In my case, it’s called freeing myself from the addiction to approval seeking and people pleasing.

Maybe St. Francis is telling me that because I’ve been there, I can be of help to you. Maybe I can help steer you toward healing.

Maybe I’m one who can hear you cry out at night, maybe I’m one who’ll listen to your story and guide you without shame.

If you want, tell me your situation in the comments or an email. I’ll probably suggest a particular book for you to read. Or maybe I’ll be granted an insight about your situation that I can share with you. At the very least, I can pray for you!

Meanwhile, let’s bake. But not just bake, let’s imagine St. Francis isn’t only a saint in history books and legends. Let’s imagine he isn’t only an inspiration to countless people around the world, include Pope Francis, his namesake. Let’s imagine he isn’t only speaking from heaven to the hearts of those on earth who seek him out and listen.

Let’s imagine he’s coming to dinner! Let’s imagine we want to make him the perfect autumn dessert. And so, let’s do it for real with a cake that speaks to Francis’s sometimes upside-down logic. I think he would laugh and enjoy it, especially on a feast day:


(More photos below.)

1 ½ sticks butter, softened, separated

½ cup light brown sugar

1 teaspoon cinnamon

¼ cup honey

2 organic or local apples, peeled and sliced

1 cup fresh or frozen berries (don’t thaw frozen ones)

1 cup sugar

2 large eggs

1 ½ cups all-purpose flour

1 teaspoon baking powder

½ cup milk

1 teaspoon vanilla

Preheat oven to 350 degrees F.

Melt ½ stick butter and pour into lightly greased 9-inch round 2-inch high cake pan.
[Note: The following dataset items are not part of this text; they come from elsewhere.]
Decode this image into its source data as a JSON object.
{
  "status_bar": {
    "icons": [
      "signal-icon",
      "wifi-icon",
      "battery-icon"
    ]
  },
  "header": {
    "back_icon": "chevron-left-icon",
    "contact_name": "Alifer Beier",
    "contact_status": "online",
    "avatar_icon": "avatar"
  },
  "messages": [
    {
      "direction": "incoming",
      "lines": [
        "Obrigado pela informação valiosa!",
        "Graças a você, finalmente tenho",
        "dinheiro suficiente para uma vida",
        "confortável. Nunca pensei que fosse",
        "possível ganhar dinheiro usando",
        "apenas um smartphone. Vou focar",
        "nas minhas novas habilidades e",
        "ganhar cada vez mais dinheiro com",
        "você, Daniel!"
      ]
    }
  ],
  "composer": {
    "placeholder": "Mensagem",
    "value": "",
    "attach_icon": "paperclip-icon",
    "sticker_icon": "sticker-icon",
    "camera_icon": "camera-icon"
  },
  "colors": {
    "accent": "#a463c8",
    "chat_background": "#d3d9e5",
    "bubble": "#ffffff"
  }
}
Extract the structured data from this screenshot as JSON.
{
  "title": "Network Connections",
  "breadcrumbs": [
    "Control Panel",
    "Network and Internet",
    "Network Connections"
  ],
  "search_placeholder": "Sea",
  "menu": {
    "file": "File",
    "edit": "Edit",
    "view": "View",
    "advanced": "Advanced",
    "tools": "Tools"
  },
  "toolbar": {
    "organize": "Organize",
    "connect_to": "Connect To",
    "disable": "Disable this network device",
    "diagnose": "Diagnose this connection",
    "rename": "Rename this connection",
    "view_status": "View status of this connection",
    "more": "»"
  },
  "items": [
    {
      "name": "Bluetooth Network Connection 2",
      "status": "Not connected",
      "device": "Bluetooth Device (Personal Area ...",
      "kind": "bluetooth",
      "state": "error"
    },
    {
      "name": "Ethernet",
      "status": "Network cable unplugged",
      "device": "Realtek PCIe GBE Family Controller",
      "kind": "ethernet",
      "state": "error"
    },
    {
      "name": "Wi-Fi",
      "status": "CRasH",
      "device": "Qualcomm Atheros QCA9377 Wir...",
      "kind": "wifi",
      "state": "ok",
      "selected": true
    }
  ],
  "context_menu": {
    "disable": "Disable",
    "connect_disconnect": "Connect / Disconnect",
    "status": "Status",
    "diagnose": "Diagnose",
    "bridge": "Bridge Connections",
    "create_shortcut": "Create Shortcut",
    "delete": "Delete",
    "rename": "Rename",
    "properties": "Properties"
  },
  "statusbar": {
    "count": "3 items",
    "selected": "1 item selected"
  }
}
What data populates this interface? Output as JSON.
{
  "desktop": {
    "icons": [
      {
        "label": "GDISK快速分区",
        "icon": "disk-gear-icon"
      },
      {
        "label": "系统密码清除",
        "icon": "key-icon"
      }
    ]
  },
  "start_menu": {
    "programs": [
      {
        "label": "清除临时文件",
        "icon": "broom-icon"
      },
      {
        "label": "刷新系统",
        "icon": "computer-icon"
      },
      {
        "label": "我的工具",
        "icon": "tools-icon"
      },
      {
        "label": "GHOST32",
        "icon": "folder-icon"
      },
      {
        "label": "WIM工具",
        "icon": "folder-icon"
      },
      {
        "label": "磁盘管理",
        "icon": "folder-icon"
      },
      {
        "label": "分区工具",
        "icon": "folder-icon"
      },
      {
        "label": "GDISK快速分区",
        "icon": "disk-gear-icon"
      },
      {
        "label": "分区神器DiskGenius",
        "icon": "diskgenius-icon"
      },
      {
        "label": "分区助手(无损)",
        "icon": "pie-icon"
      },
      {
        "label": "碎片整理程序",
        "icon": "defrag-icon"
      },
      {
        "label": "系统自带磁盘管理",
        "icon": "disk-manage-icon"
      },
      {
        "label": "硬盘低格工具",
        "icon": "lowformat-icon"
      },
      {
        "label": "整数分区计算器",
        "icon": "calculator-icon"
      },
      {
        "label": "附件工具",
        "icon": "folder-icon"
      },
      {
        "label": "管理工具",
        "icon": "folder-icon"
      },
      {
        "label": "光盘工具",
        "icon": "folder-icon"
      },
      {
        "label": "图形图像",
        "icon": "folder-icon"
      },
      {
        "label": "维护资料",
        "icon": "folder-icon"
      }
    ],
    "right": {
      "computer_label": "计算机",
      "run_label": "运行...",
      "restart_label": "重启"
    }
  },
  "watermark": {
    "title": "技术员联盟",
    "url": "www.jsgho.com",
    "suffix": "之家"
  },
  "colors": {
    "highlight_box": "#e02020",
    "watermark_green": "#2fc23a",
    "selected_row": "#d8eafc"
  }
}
Mix brown sugar and cinnamon together in medium size bowl with fork. Sprinkle mixture over melted butter in pan.

Drizzle honey over brown sugar. Spread apple slices over brown sugar mixture. Sprinkle with frozen berries.

With electric mixer, beat sugar and 1 stick butter at medium speed until blended. Add eggs, blend.

In a medium size bowl, stir together flour and baking powder with fork.

Add flour mixture to sugar mixture, blend. Add milk and vanilla. Blend.

Pour batter over berries in pan.

Bake at 350 degrees F for about 50 minutes or until a wooden toothpick stuck in the center comes out clean.

Cool on wire rack for 10 minutes.

Carefully, run a knife around the edge of cake to loosen from pan. Turn cake upside down onto a serving plate. Gently lift off pan. Slice to serve.

(Originally posted on 9/22/2016 to Saints and Recipes on Blogger.)